Felchenfischen

Felchenfischen mit dem Echolot

 

Felchenfischen und Echolot

„Man hat Bisse, ohne dass etwas auf dem Bildschirm zu sehen ist.“ - von Manuel Bünzli

 

Das Echolot ist heute, wo erlaubt, beim Vertikalfischen auf Schwarmfische wie Saiblinge, Egli und vor allem Felchen nicht mehr wegzudenken. Wer glaubt, die Fischerei mit Echolot sei eine verwerfliche, weil unsportliche Sache, liegt falsch.
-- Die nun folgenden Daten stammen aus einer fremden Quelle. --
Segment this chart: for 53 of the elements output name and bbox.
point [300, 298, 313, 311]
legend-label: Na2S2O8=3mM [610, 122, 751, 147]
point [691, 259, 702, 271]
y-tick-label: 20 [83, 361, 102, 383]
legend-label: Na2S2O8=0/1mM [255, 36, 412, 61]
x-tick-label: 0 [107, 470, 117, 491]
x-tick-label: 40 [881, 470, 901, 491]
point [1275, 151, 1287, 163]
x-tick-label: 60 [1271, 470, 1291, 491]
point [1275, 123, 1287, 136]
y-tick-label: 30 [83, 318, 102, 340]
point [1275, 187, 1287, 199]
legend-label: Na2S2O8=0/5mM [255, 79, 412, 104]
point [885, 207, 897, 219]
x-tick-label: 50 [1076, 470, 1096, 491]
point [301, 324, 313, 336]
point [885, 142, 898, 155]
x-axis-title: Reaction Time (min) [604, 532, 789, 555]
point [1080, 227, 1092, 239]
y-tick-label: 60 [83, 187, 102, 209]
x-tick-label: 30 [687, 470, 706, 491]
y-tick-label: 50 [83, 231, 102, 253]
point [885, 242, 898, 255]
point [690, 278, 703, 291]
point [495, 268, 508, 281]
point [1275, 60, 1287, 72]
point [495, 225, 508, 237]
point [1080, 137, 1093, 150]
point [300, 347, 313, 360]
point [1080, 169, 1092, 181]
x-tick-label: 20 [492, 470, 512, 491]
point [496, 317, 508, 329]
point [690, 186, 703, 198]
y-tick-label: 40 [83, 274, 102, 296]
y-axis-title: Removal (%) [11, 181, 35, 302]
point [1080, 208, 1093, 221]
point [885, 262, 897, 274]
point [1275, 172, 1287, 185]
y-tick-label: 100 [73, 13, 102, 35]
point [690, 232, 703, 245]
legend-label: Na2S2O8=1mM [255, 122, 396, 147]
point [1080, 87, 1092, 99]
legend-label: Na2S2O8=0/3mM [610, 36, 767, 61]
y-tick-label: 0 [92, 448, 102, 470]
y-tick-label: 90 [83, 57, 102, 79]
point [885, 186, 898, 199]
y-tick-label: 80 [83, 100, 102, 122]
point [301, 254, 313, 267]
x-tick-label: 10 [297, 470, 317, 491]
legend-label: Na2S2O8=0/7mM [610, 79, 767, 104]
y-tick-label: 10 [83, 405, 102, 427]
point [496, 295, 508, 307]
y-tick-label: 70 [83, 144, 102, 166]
Ist ein Schwarm einmal gefunden, sind die Fische noch lange nicht gefangen. Doch wenigstens ist die Gewissheit gegeben, dass es am betreffenden Ort überhaupt Fische hat.

 

Beim Fischen mit dem Echolot gibt es einige Grundsätze zu beachten, die die Erfolgschancen enorm erhöhen können. Erstens zeigt das Echolot je nach Gerät und Wassertiefe nur einen Ausschnitt der Unterwasserwelt, einen so genannten Sendekegel. Es kann also durchaus sein, dass man Bisse hat, ohne dass Fische auf dem Bildschirm zu sehen sind.

 

Zweitens haben Echolote, je nach Sendeleistung und Auflösung der Echos Mühe, sehr tiefstehende Fische vom Grund zu unterscheiden. Dem geübten Auge fällt es aber nicht schwer, solche Fische, insbesondere Felchen, die meist als kleine Erhebung oder einzelne Pixel auf dem ansonsten flachen Abbild des Grundes auffallen, zu erkennen (siehe Bild).

 

Die wichtigste Erkenntnis, die man beim Echolotfischen immer beherzigen sollte, ist, sich nicht zum Sklaven der Technik zu machen. Fischen Sie ausdauernd, auch wenn einmal keine Fische zu sehen sind. Und wechseln Sie nicht wegen jedem Fisch die Tiefe, auf der Sie den Köder anbieten. Ist eine klare Tendenz auszumachen, kommen also die Fische relativ konstant auf einer bestimmten Tiefe, so ist ein Wechsel angezeigt. Wegen einem einzelnen oder vielleicht zwei Fischen die Tiefe zu wechseln, ist sinnlos. Wichtig ist es zudem, beim Suchen eines geeigneten Angelplatzes mit dem Boot langsam zu fahren. Haben Sie einmal einen Schwarm oder eine Ansammlung von Fischen entdeckt, warten sie ein paar Minuten und verfolgen die Entwicklung auf dem Schirm. Kommen Fische mit einer gewissen Regelmässigkeit oder ist der Schwarm einfach durchgezogen? Im ersteren Fall kann sich das Ankern lohnen. Und wechseln Sie nicht den Angelplatz alle 5 Minuten, nur weil keine Fische zu erkennen sind. Es lohnt sich, auch einmal an einem vermeintlich unergiebigen Platz zu bleiben und es eine halbe Stunde konzentriert zu versuchen.